I got the receipts. You can see a video of mkPIVM in action below, fully virtualizing a Meterpreter stager (vanilla btw), injecting into explorer.exe, and us capturing a callback. Of course this is just an example, and mkPIVM can be applied to much more, assuming the instructions in the shellcode are supported. If they aren't, make an Issue, send me the shellcode, I got you.
See it here. Hosted in ./media, can't embed sadly.
Here is the VirusTotal report for that exact virtualized sample (as of 05/21/2026).
...and the packed version, not even virtualized, notably higher entropy.
There was careful attention paid to the entropy telemetry of the output of this tool, which results in shellcode of entropy less than typical Windows WinAPI DLLs (outside of packing mode), such as ntdll.dll or kernel32.dll. The entropy comparison is about...
| File | Bytes | Entropy |
|---|---|---|
p_m64.bin |
3,969 | 7.1181 |
msvcrt.dll |
699,888 | 6.5319 |
wininet.dll |
2,724,528 | 6.4934 |
shell32.dll |
7,839,992 | 6.3639 |
kernel32.dll |
836,232 | 6.3597 |
crypt32.dll |
1,538,632 | 6.3010 |
rpcrt4.dll |
1,162,672 | 6.2405 |
ntdll.dll |
2,522,104 | 6.1934 |
v.bin |
29,229 | 6.0442 |
Modes at a glance
| Mode | Flags | What changes |
|---|---|---|
| Default | none | Lift the whole input. Everything virtualized. |
| Packer | --pack |
Don't lift. Wrap input as encrypted data, decrypt at runtime, jump in. |
| Hybrid | --ranges A:B,... |
Lift only the chosen byte ranges. Rest stays native. |
| Stacked | --pack --ranges A:B |
Build the hybrid blob, then pack-wrap it. |
| Detour | --embed-into PE --at RVA |
Take a pre-built blob, embed into a PE, patch a jmp at the chosen RVA. |
| Scan | --scan |
Print eligible --ranges candidates from the input's CFG, then exit. |
Every mode honors --seed, --arch, --input-format, and --format. See the per-mode sections below for the build pipeline and the runtime flow.
Default virtualization
The lifter walks the whole CFG and lowers every instruction to a custom IR. The IR goes through two obfuscation passes, then through codecs that encode each insn into the per-seed bytecode shape. The block table, handler table, and data island are encrypted with the same per-byte stream cipher as the bytecode. At runtime the prologue decrypts those three regions in place and the dispatcher loop fetches bytecode bytes one at a time, decrypting and dispatching to a handler that does the work.
Build pipeline
Steps the build performs to turn raw shellcode into the emitted virtualized blob, end to end.
flowchart TB
A[shellcode.bin] --> CFG[CFGBuilder: identify blocks via Zydis disasm + recursive descent]
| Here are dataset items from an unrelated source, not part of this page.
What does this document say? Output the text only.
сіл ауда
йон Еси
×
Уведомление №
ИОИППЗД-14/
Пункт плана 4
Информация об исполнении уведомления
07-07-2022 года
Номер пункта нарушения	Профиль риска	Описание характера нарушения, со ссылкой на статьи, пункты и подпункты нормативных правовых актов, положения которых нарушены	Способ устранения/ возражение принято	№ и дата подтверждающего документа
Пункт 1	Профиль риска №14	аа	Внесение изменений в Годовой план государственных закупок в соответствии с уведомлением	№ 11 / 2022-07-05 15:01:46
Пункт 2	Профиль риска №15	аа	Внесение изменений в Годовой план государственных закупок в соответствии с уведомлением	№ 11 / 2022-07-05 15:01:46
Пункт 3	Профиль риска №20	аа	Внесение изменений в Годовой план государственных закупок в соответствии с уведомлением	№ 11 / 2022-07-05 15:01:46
SEED[seed u64] --> VMC[VMConfig: pick cipher kind, reg perm, opcode map, dispatcher topology]
CFG --> LIFT[LifterRegistry: lower each block to IR]
LIFT --> RBT[resolve_branch_targets: link BR_CC/BR/CALL_VM/LOOP_DEC to target_block_id; synthesize JMP_NATIVE block for any out-of-range jcc]
RBT --> OBF1[obfuscate_ir_dead_inject: 20% per insn-gap, IMM Tmp2/Tmp3 random]
OBF1 --> OBF2[obfuscate_ir_opaque_predicates: 25% per block, split block with IMM Tmp3=0 + TEST + BR_CC NZ random_block, never taken]
OBF2 --> ENC[BytecodeBuilder: each codec emits its variant for this seed]
ENC --> CDATA[compact data island: bytes not covered by any CFG block]
CDATA --> PROMO[promote LEA-fixup target VAs back into data island if CFG put them in code]
ENC --> BTAB[build block table: va_off to bytecode_off pairs]
PROMO --> ECIPH[encrypt data island with cipher_init]
BTAB --> ECIPH2[encrypt block table with cipher_init]
ENC --> ECIPH3[encrypt bytecode per-block with cipher_init reset at each block start]
VMC --> STUB[VMCodeGen::emit_full: prologue, state init, dispatcher tail, handlers, sbox_inv, exit handler]
STUB --> HTAB[handler table: 256 entries, each a 32-bit offset from handler_base; encrypted at rest]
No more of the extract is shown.